2016 a été la pire année pour les civils en Syrie, selon un expert de l'ONU

Le Président de la Commission d’enquête internationale indépendante sur la Syrie, Paulo Sergio Pinheiro. Photo ONU/Jean-Marc Ferré

28 décembre 2016 – Le Président de la Commission d'enquête internationale indépendante sur la République arabe syrienne, Paulo Sergio Pinheiro, a déclaré mercredi que 2016 a été « année tragique » pour les populations civiles syriennes.

Dans un entretien accordé à ONU Info, M. Pinheiro a notamment pointé du doigt l'escalade des attaques contre la population civile, perpétrées par l'ensemble des parties au conflit.

Mise en place en 2011 par le Conseil des droits de l'homme (CDH), la Commission a pour mandat d'enquêter et enregistrer toutes les violations de droits de l'homme ainsi que les allégations de crimes contre l'humanité et de crimes de guerre en Syrie.

Le Président de la Commission a toutefois indiqué que l'année avait aussi été marquée par des moments d'espoir.
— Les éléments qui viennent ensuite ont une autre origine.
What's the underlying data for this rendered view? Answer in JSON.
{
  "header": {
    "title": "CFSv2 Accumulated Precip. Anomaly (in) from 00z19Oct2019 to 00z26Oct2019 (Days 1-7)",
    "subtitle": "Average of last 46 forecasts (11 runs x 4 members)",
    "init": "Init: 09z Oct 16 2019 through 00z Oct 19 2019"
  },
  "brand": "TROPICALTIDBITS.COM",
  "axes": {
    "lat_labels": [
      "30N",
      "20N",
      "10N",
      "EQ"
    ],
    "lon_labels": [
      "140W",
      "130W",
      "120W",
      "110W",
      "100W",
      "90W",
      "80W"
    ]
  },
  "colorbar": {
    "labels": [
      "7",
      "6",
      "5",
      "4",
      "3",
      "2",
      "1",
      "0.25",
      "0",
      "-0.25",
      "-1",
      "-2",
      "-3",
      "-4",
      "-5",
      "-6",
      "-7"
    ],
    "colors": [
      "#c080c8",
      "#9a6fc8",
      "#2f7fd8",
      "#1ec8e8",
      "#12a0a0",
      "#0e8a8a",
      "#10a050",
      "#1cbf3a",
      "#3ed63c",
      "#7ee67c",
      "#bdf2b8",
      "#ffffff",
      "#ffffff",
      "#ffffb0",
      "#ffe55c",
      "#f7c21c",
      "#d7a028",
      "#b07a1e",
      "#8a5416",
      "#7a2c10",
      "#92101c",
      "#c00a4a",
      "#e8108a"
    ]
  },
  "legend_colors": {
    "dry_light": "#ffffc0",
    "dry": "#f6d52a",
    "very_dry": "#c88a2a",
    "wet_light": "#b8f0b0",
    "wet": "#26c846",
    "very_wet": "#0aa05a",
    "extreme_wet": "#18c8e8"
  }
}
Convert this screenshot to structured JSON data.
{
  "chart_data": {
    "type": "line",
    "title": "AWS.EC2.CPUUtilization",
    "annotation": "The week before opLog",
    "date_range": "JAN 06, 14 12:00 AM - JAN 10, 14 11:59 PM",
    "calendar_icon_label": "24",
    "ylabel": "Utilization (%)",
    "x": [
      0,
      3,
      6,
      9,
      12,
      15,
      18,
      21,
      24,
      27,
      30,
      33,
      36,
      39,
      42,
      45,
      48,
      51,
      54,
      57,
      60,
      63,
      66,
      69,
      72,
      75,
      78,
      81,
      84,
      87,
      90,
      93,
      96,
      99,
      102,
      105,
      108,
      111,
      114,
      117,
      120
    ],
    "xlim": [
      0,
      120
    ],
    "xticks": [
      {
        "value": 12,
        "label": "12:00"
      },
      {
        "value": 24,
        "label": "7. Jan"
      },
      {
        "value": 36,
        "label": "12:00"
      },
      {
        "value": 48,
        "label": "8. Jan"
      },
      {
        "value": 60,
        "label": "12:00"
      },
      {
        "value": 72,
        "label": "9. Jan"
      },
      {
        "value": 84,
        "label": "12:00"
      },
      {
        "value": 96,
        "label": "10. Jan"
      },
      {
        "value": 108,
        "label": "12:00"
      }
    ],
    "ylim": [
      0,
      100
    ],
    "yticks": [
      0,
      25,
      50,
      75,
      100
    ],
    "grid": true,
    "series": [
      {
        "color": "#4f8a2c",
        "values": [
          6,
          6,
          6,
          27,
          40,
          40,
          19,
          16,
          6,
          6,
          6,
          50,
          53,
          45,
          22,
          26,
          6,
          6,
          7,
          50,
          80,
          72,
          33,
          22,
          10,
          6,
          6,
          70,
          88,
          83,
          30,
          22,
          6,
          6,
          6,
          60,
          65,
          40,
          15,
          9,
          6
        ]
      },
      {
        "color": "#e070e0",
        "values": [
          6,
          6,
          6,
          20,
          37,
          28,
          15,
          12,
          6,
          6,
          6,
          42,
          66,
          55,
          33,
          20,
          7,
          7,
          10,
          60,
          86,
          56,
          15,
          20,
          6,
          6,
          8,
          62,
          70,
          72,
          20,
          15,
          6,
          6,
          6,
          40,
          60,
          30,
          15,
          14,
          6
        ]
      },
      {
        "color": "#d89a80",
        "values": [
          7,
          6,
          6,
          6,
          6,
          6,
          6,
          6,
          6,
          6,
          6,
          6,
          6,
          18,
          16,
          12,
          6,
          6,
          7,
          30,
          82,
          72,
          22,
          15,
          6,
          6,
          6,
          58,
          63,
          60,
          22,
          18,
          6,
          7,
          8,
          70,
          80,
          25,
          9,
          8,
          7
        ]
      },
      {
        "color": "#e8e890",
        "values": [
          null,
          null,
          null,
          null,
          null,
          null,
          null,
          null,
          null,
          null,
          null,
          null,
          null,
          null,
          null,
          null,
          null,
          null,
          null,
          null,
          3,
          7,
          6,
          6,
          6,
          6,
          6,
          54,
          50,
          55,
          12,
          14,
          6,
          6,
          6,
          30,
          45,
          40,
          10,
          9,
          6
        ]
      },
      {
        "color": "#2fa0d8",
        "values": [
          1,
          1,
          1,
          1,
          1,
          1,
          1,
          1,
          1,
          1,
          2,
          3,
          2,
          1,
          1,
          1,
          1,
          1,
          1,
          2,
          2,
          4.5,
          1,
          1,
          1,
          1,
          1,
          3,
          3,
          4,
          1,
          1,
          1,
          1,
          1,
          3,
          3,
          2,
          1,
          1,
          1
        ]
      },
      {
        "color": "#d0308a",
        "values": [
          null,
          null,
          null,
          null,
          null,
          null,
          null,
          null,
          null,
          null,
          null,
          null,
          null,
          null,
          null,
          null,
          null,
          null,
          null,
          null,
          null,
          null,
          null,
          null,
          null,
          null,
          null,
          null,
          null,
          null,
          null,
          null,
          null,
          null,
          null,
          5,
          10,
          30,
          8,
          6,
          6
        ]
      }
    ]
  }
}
Il a notamment souligné les efforts déployés par l'Envoyé spécial du Secrétaire général de l'ONU pour la Syrie, Staffan de Mistura, pour créer des conditions permettant la tenue de véritables négociations entre toutes les parties au conflit.

Pour M. Pinheiro, la nomination d'António Guterres au poste de Secrétaire général de l'ONU est également un nouveau facteur susceptible d'aider la situation en Syrie.

Dans un entretien accordé à la BBC en octobre, M. Guterres, qui prendra ses fonctions le 1er janvier 2017, a indiqué que la Syrie sera sa priorité. La « vaste expérience » du nouveau chef de l'ONU laisse espérer au Président de la Commission d'enquête sur la Syrie que de nouvelles initiatives verront le jour concernant la « voie difficile » vers les négociations et la paix.

Mercredi dernier, le Haut-Commissariat des Nations Unies aux droits de l'homme, Zeid Ra'ad Al Hussein, a indiqué, avoir pris connaissance d'allégations concernant la présence de charniers dans la partie est de la ville d'Alep, mais que dans l'attente de la confirmation des faits, il n'est pas en mesure de pouvoir confirmer ni leur présence, ni l'identité des victimes ou des auteurs.